Avec la pandémie, les forces et les faiblesses des cultures organisationnelles ont été mises en lumière. Bienveillantes, solidaires, éthiques... Jamais n’aurons-nous eu à ce point conscience de l’importance de la dimension culturelle au sein d’une entreprise ! À cet égard, quelles leçons pouvons-nous tirer, à ce jour, de la période de turbulences que nous avons traversée?

L’entreprise n’est pas qu’un lieu de production où les individus réalisent des projets spécifiques et des activités courantes. Elle est aussi un système de création de sens, d’interrelations et d’identification. Dans cette perspective, la culture organisationnelle représente les valeurs, les principes et les croyances qui influent sur le comportement des gens au travail. C’est également elle qui permet de distinguer les comportements acceptables de ceux qui ne le sont pas, une distinction bien différente de celle qu’on pourrait faire entre des comportements performants et d’autres qui ne le seraient pas1.

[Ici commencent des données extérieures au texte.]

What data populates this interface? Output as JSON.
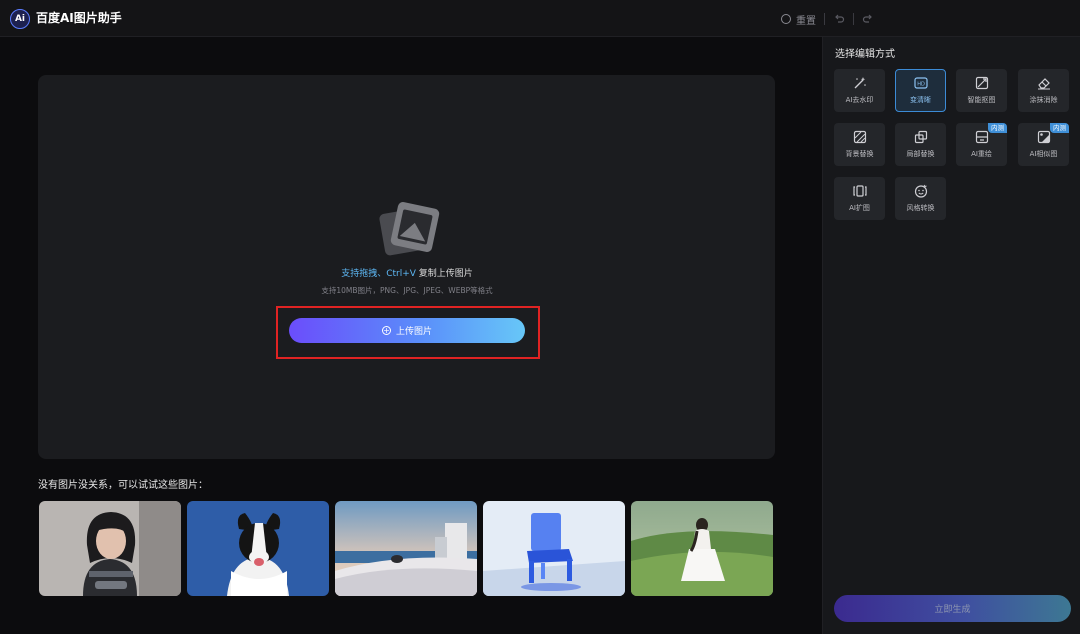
{
  "app": {
    "logo_text": "Ai",
    "title": "百度AI图片助手"
  },
  "toolbar": {
    "reset_label": "重置",
    "undo_icon": "undo-icon",
    "redo_icon": "redo-icon"
  },
  "upload": {
    "hint_highlight": "支持拖拽、Ctrl+V",
    "hint_rest": " 复制上传图片",
    "formats": "支持10MB图片，PNG、JPG、JPEG、WEBP等格式",
    "button_label": "上传图片"
  },
  "samples": {
    "title": "没有图片没关系，可以试试这些图片：",
    "items": [
      "portrait-sample",
      "dog-sample",
      "seaside-building-sample",
      "glass-chair-sample",
      "meadow-girl-sample"
    ]
  },
  "panel": {
    "title": "选择编辑方式",
    "tools": [
      {
        "label": "AI去水印",
        "icon": "magic-wand-icon",
        "active": false,
        "badge": ""
      },
      {
        "label": "变清晰",
        "icon": "hd-icon",
        "active": true,
        "badge": ""
      },
      {
        "label": "智能抠图",
        "icon": "cutout-icon",
        "active": false,
        "badge": ""
      },
      {
        "label": "涂抹消除",
        "icon": "eraser-icon",
        "active": false,
        "badge": ""
      },
      {
        "label": "背景替换",
        "icon": "background-icon",
        "active": false,
        "badge": ""
      },
      {
        "label": "局部替换",
        "icon": "partial-replace-icon",
        "active": false,
        "badge": ""
      },
      {
        "label": "AI重绘",
        "icon": "redraw-icon",
        "active": false,
        "badge": "内测"
      },
      {
        "label": "AI相似图",
        "icon": "similar-image-icon",
        "active": false,
        "badge": "内测"
      },
      {
        "label": "AI扩图",
        "icon": "expand-icon",
        "active": false,
        "badge": ""
      },
      {
        "label": "风格转换",
        "icon": "style-transfer-icon",
        "active": false,
        "badge": ""
      }
    ],
    "generate_label": "立即生成"
  },
  "colors": {
    "accent": "#5a8dfa",
    "highlight_text": "#5db8f5",
    "highlight_frame": "#e02323",
    "badge": "#3f8fd7"
  }
}
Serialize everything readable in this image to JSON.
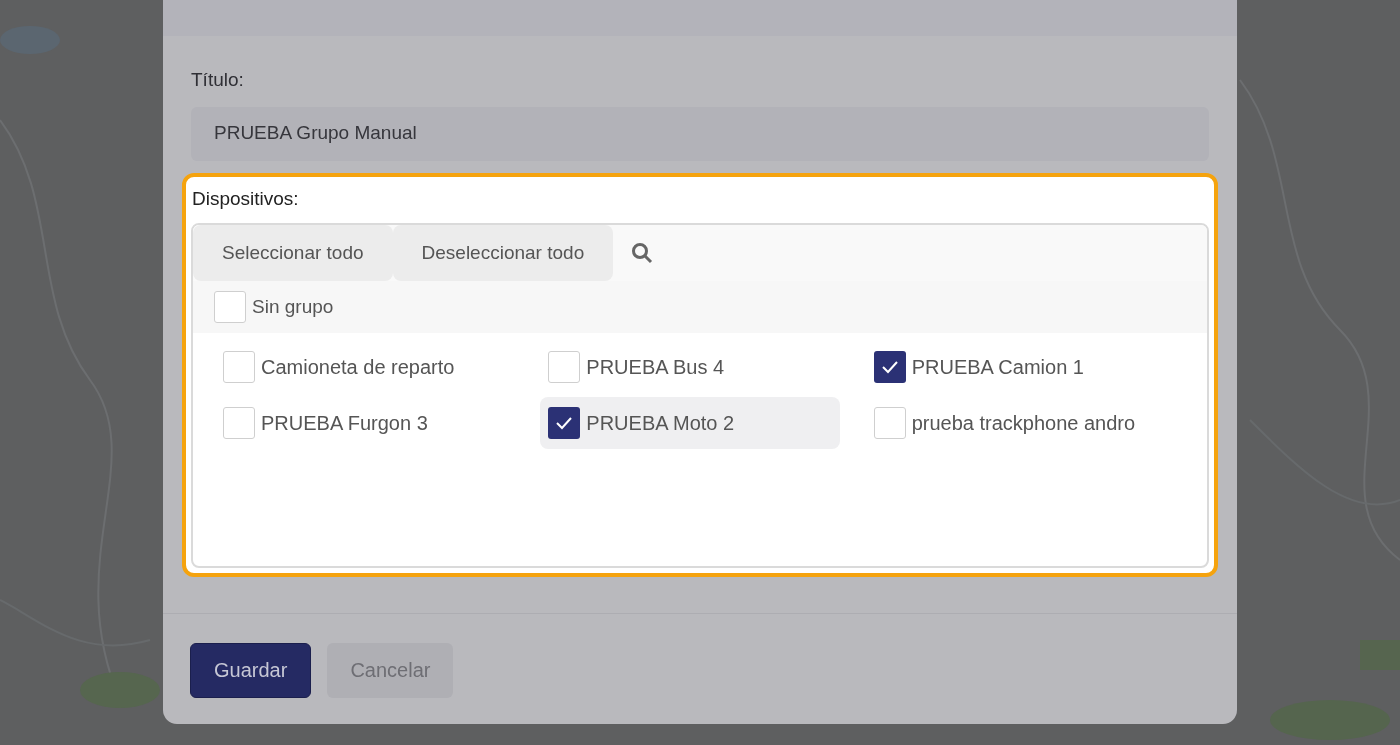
{
  "form": {
    "title_label": "Título:",
    "title_value": "PRUEBA Grupo Manual"
  },
  "devices": {
    "label": "Dispositivos:",
    "toolbar": [
      {
        "kind": "button",
        "label": "Seleccionar todo"
      },
      {
        "kind": "button",
        "label": "Deseleccionar todo"
      },
      {
        "kind": "search"
      }
    ],
    "group": {
      "label": "Sin grupo",
      "checked": false
    },
    "items": [
      {
        "label": "Camioneta de reparto",
        "checked": false,
        "highlighted": false
      },
      {
        "label": "PRUEBA Bus 4",
        "checked": false,
        "highlighted": false
      },
      {
        "label": "PRUEBA Camion 1",
        "checked": true,
        "highlighted": false
      },
      {
        "label": "PRUEBA Furgon 3",
        "checked": false,
        "highlighted": false
      },
      {
        "label": "PRUEBA Moto 2",
        "checked": true,
        "highlighted": true
      },
      {
        "label": "prueba trackphone andro",
        "checked": false,
        "highlighted": false
      }
    ]
  },
  "buttons": [
    {
      "kind": "primary",
      "label": "Guardar"
    },
    {
      "kind": "secondary",
      "label": "Cancelar"
    }
  ]
}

À l’origine, la culture est habituellement centrée sur la raison d’être de l’organisation, sur sa stratégie ou sur ses principes entrepreneuriaux. Au fil du temps, des valeurs collectives émergent parce que ce sont celles auxquelles adhère la majorité. Or, elles ne sont pas toujours prônées de façon consciente : si elles sont véhiculées, c’est parce que la direction et ses systèmes organisationnels (évaluation de la performance, processus de promotion, etc.) les acceptent et les reconnaissent comme étant les leurs.